Ouverture de travaux de forages dans le périmètre exclusif de recherches de gites
géothermiques à haute température dit « permis d’Illkirch-Erstein », demande déposée
par Electricité de Strasbourg
Dans le cadre du permis exclusif de recherches de gîtes géothermiques à haute température
dit « d’Illkirch-Erstein », u n premier forage d’exploration à 3000 m de profondeur permettra
d’identifier la présence d’une ressource géothermale à haute température (supérieure à
150°C) et de déterminer les caractéristiques hydrauliques et physico-chimiques du fluide
(température, débit, pression, salinité) circulant dans l’aquifère profond fracturé. Si les
résultats sont positifs, un second forage sera réalisé ; il servira de puits de réinjection.
Une fois les deux puits réalisés et testés et les résultats espérés atteints, la centrale
géothermique pourra être construite : un circuit secondaire d’eau douce prélèvera, par
l’intermédiaire d’un échangeur, les calories qui seront prioritairement utilisées par le réseau
de chaleur de Strasbourg Sud. La production d’électricité à partir de l’eau géothermale est
également envisagée sur le site. L’eau géothermale, une fois refroidie à travers ce même
échangeur, sera réinjectée dans le sous-sol à travers le second puits.
Pour améliorer la productivité des ouvrages, des travaux de développement des puits par
des méthodes hydrauliques accompagnées de traitements chimiques simples pourront être
effectués en profondeur (entre 2 500 et 3 000 m). Les traitements envisagés sont de
pratique courante dans l’industrie pétrolière ou sur des forages pour production d’eau
géothermale et n’auront qu’une portée très faible autour des fonds de trous des puits (de
l’ordre de la centaine de mètres au plus) avant que les produits injectés ne soient
totalement consommés par leurs réactions avec les dépôts hydrothermaux.
Dans la mesure où toutes les précautions seront prises pour éviter tout risque de pollution
des ressources en eau, la CLE donne un avis favorable à ce projet.

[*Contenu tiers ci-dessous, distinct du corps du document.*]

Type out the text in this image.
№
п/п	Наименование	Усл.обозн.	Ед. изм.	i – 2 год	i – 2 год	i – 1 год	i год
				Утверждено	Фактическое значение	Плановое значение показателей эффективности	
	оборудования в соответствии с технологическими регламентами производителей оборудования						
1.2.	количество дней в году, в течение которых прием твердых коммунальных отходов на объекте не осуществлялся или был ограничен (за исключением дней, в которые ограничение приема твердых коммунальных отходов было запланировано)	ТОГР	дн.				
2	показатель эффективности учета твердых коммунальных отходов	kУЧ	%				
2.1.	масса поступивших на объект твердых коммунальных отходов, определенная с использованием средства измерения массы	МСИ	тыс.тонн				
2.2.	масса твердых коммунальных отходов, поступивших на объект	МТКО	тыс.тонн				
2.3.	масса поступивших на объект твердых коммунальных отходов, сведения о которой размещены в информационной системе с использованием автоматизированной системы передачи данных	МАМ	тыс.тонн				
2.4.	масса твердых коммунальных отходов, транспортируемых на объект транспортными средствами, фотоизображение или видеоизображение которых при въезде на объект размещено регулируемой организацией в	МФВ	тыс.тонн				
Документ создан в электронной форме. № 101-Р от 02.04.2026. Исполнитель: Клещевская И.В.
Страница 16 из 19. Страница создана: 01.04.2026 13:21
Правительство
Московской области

Ouverture de travaux de forages à Mittelhausbergen, demande déposée par Electricité de
Strasbourg
Ce projet concerne les premiers travaux miniers envisagés dans le cadre de l’autorisation de
recherche de gîtes géothermiques à basse température (inférieure à 150°C) de
Hangenbieten.
Un premier forage d’exploration à 3800 m de profondeur permettra d’identifier la présence
d’une ressource géothermale et de déterminer les caractéristiques hydrauliques et physicochimiques du fluide (température, débit, pression, salinité) circulant dans l’aquifère profond
fracturé. Si les résultats sont positifs, un second forage sera réalisé ; il servira de puits de
réinjection.
Une fois les deux puits réalisés et testés et les résultats espérés atteints, la centrale
géothermique pourra être construite : un circuit secondaire d’eau douce prélèvera, par
l’intermédiaire d’un échangeur, les calories qui seront prioritairement utilisées par le réseau
de chaleur urbain de Hautepierre.
Dans la mesure où toutes les précautions seront prises pour éviter tout risque de pollution
des ressources en eau, la CLE donne un avis favorable à ce projet mais regrette que la Ville
de Mittelhausbergen ne puisse profiter de cette ressource.
Remarque :
Étant donnée la quasi-absence de précipitation sur le Bas-Rhin en mars et début avril et la
nécessité pour certains agriculteurs d'irriguer dans de brefs délais, la DDT du Bas-Rhin a
instruit urgemment la demande d'autorisation temporaire de prélèvements dans les cours
d'eau pour irrigation de cultures pour la campagne 2014 du Syndicat des Irrigants du Ried du
Sud (mail du 24/04/14, demande rédigée par la Chambre d'Agriculture en date du 17/04). Au
vu des délais (présentation au CODERST le 07/05/14), la CLE n’a pu donner un avis.